What is a Software Library?
A Software Library is a useful way for computer programs to execute common tasks that other computer programs also execute.
Let’s say you are baking a batch of scones. The recipe for scones refers other recipes, one for the dough and another to make strawberry jam. Those base recipes for dough and jam can be put together in a library of recipes. That library is similar to a software library, in that it offers recipe creators a shortcut to proven instructions for standard parts of their meals.
What makes a Software Library
- A Software library offers a collection of permanent resources that computer programs can access to do common tasks. It’s a convenient way of reusing code that others developed.
- A software library typically includes one or several of the following:
- pre-written code
- templates for messages and classes (classes are an aggregator structure for similar objects)
- example data
Common Types of Libraries
- Static Libraries. These are libraries that will be copied to your computer program and become an integral part of it.
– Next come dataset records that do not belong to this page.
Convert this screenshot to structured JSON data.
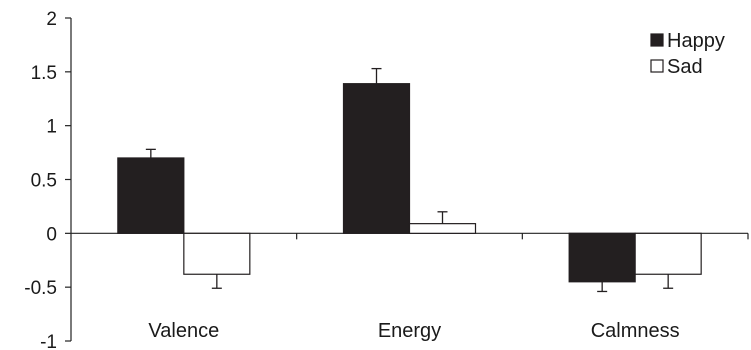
{
  "chart_data": {
    "type": "bar",
    "categories": [
      "Valence",
      "Energy",
      "Calmness"
    ],
    "series": [
      {
        "name": "Happy",
        "values": [
          0.7,
          1.39,
          -0.45
        ],
        "errors": [
          0.08,
          0.14,
          0.09
        ],
        "color": "#231f20"
      },
      {
        "name": "Sad",
        "values": [
          -0.38,
          0.09,
          -0.38
        ],
        "errors": [
          0.13,
          0.11,
          0.13
        ],
        "color": "#ffffff"
      }
    ],
    "yticks": [
      "2",
      "1.5",
      "1",
      "0.5",
      "0",
      "-0.5",
      "-1"
    ],
    "ylim": [
      -1,
      2
    ],
    "legend": "top-right",
    "title": "",
    "xlabel": "",
    "ylabel": ""
  }
}
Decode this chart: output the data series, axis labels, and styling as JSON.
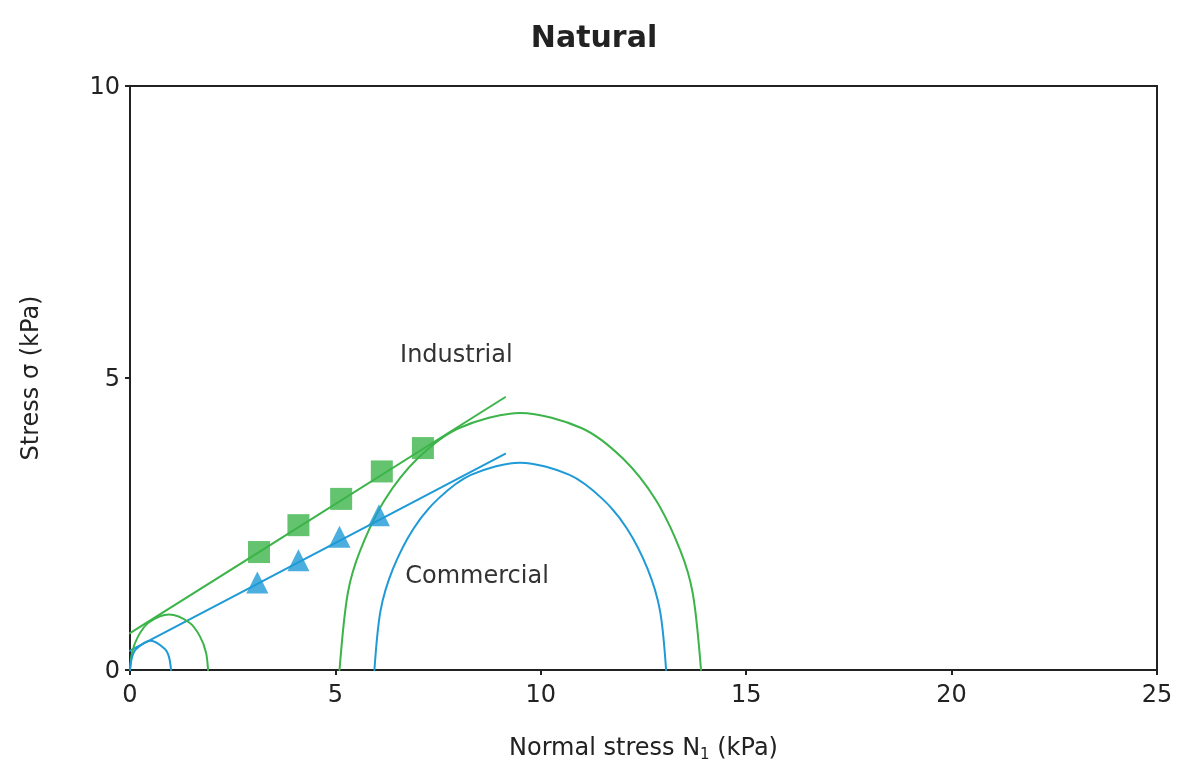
{
  "chart_data": {
    "type": "line",
    "title": "Natural",
    "xlabel": "Normal stress N$_{1}$ (kPa)",
    "ylabel": "Stress σ (kPa)",
    "xlim": [
      0,
      25
    ],
    "xticks": [
      0,
      5,
      10,
      15,
      20,
      25
    ],
    "ylim": [
      0,
      10
    ],
    "yticks": [
      0,
      5,
      10
    ],
    "grid": false,
    "legend": false,
    "series": [
      {
        "name": "Industrial",
        "color": "#3cb44a",
        "marker": "none",
        "x": [
          0,
          9.13
        ],
        "values": [
          0.63,
          4.67
        ]
      },
      {
        "color": "#1e9ad6",
        "marker": "none",
        "x": [
          0,
          9.13
        ],
        "values": [
          0.33,
          3.7
        ]
      },
      {
        "color": "#3cb44a",
        "marker": "none",
        "x": [
          0,
          0.05,
          0.2,
          0.45,
          0.95,
          1.45,
          1.7,
          1.85,
          1.9
        ],
        "values": [
          0,
          0.3,
          0.58,
          0.81,
          0.95,
          0.81,
          0.58,
          0.3,
          0
        ]
      },
      {
        "color": "#1e9ad6",
        "marker": "none",
        "x": [
          0,
          0.05,
          0.15,
          0.5,
          0.85,
          0.95,
          1.0
        ],
        "values": [
          0,
          0.22,
          0.36,
          0.5,
          0.36,
          0.22,
          0
        ]
      },
      {
        "color": "#3cb44a",
        "marker": "none",
        "x": [
          5.1,
          5.3,
          5.6,
          6.2,
          7,
          8,
          9.5,
          11,
          12,
          12.8,
          13.4,
          13.7,
          13.9
        ],
        "values": [
          0,
          1.31,
          2.04,
          2.91,
          3.62,
          4.14,
          4.4,
          4.14,
          3.62,
          2.91,
          2.04,
          1.31,
          0
        ]
      },
      {
        "name": "Commercial",
        "color": "#1e9ad6",
        "marker": "none",
        "x": [
          5.95,
          6.1,
          6.4,
          6.9,
          7.5,
          8.3,
          9.5,
          10.7,
          11.5,
          12.1,
          12.6,
          12.9,
          13.05
        ],
        "values": [
          0,
          1.02,
          1.73,
          2.42,
          2.93,
          3.34,
          3.55,
          3.34,
          2.93,
          2.42,
          1.73,
          1.02,
          0
        ]
      },
      {
        "type": "scatter",
        "color": "#3cb44a",
        "marker": "square",
        "x": [
          3.14,
          4.1,
          5.14,
          6.13,
          7.13
        ],
        "values": [
          2.02,
          2.48,
          2.93,
          3.4,
          3.8
        ]
      },
      {
        "type": "scatter",
        "color": "#1e9ad6",
        "marker": "triangle",
        "x": [
          3.1,
          4.1,
          5.1,
          6.06
        ],
        "values": [
          1.5,
          1.88,
          2.28,
          2.65
        ]
      }
    ]
  }
}
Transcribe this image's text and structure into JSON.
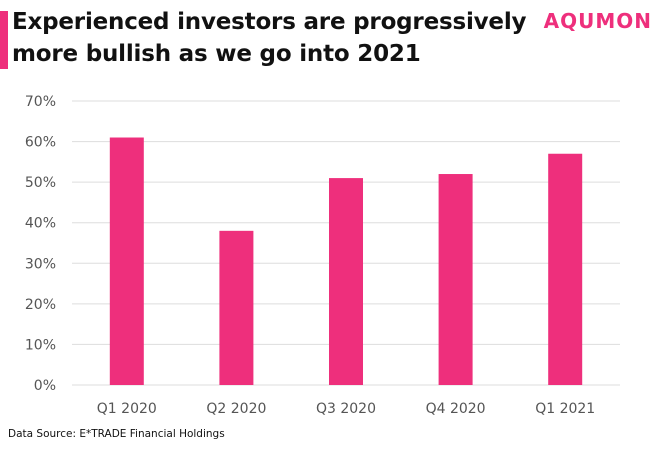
{
  "title": "Experienced investors are progressively more bullish as we go into 2021",
  "brand": "AQUMON",
  "source": "Data Source: E*TRADE Financial Holdings",
  "colors": {
    "bar": "#ee2f7c",
    "grid": "#dddddd",
    "axis_text": "#555555"
  },
  "chart_data": {
    "type": "bar",
    "categories": [
      "Q1 2020",
      "Q2 2020",
      "Q3 2020",
      "Q4 2020",
      "Q1 2021"
    ],
    "values": [
      61,
      38,
      51,
      52,
      57
    ],
    "ylim": [
      0,
      70
    ],
    "yticks": [
      0,
      10,
      20,
      30,
      40,
      50,
      60,
      70
    ],
    "ytick_labels": [
      "0%",
      "10%",
      "20%",
      "30%",
      "40%",
      "50%",
      "60%",
      "70%"
    ],
    "grid": true,
    "xlabel": "",
    "ylabel": ""
  }
}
Static librarires are incorporated into your program before it is run, at “compile-time”.
- Shared Libraries. These are libraries that can be shared between several programs when they are being executed, typically at “runtime”.
Examples of Libraries
- When you are programming in C languange, you have
libc, the C standard library. It provides functions that help programmers manipulate text (strings), functions for mathematical operations, handling inputs and outputs (for writing into files) and more. The Python language, Java language and most others all have their standard libraries.